Մատչելիության հղումներ

Opposition Businessman’s Company Auctioned Off


By Tigran Avetisian
The Armenian authorities have finally succeeded in auctioning off a mineral water company owned by a fugitive opposition businessman in payment for heavy fines that were imposed on it for alleged tax evasion.

The Bjni company was raided by law-enforcement officers and put up for sale late last year after refusing to pay the fines totaling 4.2 billion drams ($13.5 million). The initial auction that began in late January ended in failure earlier this month, attracting no bids from local or foreign entrepreneurs.

Armenia’s Service for the Mandatory Execution of Judicial Acts (SMEJA) called a repeat auction several days later, reducing its asking price by 10 percent to 4.44 billion drams. A spokesman for the SMEJA, Ruben Grdzelian, said on Monday that the agency has received a bid matching the price tag.

“We can’t disclose the buyer’s identity because the law on biddings stipulates that information about participants of the auction can not be disseminated,” Grdzelian told RFE/RL. “I suppose that the buyer himself would like to go public,” he said.

Bjni’s embattled management was quick to reject the change of ownership as illegal. In a written statement, the company’s director general, Laert Harutiunian, said the auction could not have gone ahead because eight Bjni lawsuits are currently pending against the SMEJA. He also alleged other violations in the controversial sale. Harutiunian warned the buyer against formalizing Bjni’s takeover, saying that it would face legal action by the company’s current owners.

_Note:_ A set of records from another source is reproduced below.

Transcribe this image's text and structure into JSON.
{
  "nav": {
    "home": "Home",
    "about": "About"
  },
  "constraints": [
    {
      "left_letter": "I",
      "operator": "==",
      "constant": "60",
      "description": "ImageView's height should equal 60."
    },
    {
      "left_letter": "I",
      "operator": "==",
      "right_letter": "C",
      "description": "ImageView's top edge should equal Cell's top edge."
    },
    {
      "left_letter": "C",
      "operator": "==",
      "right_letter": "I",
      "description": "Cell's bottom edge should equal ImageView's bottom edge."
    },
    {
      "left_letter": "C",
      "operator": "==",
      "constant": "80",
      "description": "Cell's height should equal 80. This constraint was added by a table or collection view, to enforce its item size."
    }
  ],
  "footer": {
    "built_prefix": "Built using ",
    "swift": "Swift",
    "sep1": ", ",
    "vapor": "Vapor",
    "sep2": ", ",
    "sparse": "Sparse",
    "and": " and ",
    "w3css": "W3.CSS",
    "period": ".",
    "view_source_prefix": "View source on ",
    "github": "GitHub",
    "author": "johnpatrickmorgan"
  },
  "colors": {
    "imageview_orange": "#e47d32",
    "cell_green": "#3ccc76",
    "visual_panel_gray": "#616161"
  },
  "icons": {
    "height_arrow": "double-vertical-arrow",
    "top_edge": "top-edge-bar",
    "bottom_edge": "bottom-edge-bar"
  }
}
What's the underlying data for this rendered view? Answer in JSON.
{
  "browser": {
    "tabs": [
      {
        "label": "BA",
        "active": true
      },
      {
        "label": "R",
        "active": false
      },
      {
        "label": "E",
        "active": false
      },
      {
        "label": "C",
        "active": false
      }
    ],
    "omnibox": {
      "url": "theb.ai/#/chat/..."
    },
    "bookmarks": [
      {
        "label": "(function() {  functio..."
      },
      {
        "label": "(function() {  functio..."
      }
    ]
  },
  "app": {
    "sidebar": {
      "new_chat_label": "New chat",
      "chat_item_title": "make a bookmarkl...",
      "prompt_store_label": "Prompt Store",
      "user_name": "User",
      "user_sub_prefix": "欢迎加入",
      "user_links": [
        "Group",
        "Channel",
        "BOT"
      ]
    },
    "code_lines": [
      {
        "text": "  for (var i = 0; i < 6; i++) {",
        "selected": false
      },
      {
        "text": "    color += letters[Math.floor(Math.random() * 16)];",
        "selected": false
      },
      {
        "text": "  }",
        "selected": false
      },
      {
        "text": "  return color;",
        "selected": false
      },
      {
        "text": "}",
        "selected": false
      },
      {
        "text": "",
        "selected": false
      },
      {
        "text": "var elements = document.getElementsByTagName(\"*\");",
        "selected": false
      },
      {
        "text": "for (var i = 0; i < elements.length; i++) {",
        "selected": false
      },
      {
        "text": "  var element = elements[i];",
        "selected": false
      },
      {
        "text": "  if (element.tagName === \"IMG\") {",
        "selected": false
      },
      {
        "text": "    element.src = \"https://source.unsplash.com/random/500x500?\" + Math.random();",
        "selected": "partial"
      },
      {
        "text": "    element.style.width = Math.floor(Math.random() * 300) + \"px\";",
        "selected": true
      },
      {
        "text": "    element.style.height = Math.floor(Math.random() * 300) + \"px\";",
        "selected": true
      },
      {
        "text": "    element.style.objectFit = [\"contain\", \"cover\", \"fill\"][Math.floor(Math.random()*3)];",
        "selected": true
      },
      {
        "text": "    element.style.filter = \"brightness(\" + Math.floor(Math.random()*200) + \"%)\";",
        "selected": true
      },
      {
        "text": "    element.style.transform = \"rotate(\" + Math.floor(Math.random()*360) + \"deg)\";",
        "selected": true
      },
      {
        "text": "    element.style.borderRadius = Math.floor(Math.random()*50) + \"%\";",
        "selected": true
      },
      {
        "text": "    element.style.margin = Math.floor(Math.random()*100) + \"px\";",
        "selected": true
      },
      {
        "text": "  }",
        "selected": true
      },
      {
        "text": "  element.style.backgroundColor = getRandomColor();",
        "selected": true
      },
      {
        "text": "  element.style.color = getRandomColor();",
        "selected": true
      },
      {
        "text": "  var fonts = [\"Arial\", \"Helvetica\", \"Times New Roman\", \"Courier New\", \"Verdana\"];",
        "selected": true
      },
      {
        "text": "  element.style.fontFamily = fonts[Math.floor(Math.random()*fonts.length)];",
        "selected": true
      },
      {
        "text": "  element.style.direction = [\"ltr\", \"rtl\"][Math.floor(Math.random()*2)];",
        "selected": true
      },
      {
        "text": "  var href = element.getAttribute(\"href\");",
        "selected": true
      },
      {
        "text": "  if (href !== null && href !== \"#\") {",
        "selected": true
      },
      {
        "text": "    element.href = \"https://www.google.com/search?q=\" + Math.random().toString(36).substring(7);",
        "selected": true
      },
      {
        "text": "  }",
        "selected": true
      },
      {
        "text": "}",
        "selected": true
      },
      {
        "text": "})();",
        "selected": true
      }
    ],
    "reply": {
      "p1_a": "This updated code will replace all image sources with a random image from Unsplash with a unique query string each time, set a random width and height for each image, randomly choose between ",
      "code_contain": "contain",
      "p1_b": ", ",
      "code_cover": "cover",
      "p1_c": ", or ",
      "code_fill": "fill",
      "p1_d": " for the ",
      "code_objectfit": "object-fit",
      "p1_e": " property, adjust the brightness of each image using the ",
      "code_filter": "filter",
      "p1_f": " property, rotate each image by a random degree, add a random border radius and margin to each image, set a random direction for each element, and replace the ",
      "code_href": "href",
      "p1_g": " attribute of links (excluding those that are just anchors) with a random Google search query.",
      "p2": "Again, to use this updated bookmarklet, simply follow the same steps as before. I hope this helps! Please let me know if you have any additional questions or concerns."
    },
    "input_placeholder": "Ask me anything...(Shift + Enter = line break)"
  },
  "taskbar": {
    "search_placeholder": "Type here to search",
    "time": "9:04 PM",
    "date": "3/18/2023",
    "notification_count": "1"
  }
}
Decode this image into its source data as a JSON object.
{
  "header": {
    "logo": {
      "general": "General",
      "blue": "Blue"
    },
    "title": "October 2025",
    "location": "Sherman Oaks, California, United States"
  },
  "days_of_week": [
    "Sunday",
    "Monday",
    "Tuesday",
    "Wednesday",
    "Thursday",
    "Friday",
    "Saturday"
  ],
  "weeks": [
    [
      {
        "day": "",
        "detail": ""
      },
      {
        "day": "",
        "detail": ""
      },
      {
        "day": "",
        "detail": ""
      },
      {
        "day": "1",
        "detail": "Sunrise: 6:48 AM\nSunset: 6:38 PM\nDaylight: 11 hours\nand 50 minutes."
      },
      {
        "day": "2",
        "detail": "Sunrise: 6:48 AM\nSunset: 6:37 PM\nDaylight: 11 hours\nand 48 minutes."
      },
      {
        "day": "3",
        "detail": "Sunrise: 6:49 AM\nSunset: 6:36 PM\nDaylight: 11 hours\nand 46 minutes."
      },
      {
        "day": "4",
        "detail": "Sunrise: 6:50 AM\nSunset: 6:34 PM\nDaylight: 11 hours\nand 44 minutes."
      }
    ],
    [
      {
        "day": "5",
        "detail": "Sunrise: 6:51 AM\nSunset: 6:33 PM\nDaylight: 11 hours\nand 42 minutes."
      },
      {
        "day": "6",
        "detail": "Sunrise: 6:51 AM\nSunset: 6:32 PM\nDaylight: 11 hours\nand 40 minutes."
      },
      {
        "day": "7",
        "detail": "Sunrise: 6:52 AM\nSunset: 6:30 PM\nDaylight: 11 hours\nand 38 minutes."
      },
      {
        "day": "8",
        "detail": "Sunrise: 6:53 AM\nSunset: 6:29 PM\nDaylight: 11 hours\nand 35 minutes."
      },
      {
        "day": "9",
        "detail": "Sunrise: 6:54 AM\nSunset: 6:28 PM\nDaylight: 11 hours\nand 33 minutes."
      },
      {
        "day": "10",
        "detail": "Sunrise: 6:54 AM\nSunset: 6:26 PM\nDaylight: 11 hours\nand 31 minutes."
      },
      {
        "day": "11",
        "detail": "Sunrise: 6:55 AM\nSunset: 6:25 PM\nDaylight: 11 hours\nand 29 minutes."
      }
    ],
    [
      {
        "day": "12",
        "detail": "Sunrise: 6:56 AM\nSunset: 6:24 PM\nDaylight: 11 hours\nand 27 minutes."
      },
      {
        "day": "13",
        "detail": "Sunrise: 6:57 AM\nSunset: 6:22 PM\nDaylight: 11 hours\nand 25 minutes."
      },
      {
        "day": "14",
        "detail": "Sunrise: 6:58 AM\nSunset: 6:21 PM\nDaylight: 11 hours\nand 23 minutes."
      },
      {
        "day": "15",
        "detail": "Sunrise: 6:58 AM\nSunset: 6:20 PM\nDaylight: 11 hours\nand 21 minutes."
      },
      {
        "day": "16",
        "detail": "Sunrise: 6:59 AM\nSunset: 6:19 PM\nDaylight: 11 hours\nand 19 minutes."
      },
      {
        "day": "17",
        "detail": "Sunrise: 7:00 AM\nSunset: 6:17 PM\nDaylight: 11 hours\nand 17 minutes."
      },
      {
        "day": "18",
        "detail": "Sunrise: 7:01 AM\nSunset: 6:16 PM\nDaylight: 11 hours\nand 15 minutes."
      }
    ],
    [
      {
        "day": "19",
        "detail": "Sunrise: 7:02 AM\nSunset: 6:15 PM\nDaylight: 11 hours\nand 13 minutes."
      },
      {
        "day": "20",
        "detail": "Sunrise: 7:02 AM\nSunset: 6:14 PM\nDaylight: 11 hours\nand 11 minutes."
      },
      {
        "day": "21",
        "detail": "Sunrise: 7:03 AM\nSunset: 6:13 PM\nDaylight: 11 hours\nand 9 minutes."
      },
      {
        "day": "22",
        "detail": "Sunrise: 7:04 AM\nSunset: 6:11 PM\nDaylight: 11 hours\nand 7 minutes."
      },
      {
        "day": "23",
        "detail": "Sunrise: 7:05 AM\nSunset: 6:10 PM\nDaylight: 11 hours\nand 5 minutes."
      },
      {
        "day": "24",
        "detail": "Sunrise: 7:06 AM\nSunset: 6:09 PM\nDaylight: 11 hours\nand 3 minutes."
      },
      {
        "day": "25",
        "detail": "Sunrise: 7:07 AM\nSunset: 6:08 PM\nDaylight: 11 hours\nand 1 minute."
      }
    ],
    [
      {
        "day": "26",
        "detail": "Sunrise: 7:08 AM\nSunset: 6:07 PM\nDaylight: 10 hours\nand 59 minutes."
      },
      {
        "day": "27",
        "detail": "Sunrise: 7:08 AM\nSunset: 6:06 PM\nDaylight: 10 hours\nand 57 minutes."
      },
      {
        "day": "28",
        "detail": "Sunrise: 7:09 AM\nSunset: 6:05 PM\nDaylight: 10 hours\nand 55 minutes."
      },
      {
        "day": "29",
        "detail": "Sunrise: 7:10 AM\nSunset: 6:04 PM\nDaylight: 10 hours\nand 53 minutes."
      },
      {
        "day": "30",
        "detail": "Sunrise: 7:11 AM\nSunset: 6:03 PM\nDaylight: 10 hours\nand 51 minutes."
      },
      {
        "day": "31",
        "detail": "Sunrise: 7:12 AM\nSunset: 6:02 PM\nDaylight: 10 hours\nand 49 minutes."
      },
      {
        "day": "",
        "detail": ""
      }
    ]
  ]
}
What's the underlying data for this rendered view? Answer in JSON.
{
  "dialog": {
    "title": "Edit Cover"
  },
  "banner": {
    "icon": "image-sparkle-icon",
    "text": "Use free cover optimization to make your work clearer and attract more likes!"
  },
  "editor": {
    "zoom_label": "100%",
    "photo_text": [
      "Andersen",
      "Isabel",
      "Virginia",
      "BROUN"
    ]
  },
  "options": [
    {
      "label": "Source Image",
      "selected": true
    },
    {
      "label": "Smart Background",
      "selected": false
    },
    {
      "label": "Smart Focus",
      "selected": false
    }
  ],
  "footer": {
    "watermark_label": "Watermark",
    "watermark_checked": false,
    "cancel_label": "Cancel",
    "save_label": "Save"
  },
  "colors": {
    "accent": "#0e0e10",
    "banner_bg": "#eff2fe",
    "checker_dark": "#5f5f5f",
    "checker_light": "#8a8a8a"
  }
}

“Bjni has already decided to go to court to have that auction declared null and void,” Ara Zohrabian, a company lawyer, told RFE/RL.

Bjni is one of a dozen companies making up the SIL Concern group of parliament deputy Khachatur Sukiasian and his extended family. Most of them were inspected by tax officials and charged with evading millions of dollars in taxes shortly after Sukiasian publicly welcomed former President Levon Ter-Petrosian’s September 2007 return to active politics. The tycoon was among several Ter-Petrosian associates who went into hiding to escape arrest following the February 2008 presidential election.

The Sukiasians claim to have been the victim of a “political vendetta” waged against them by the Armenian authorities. But the latter deny any political motives behind the crackdown.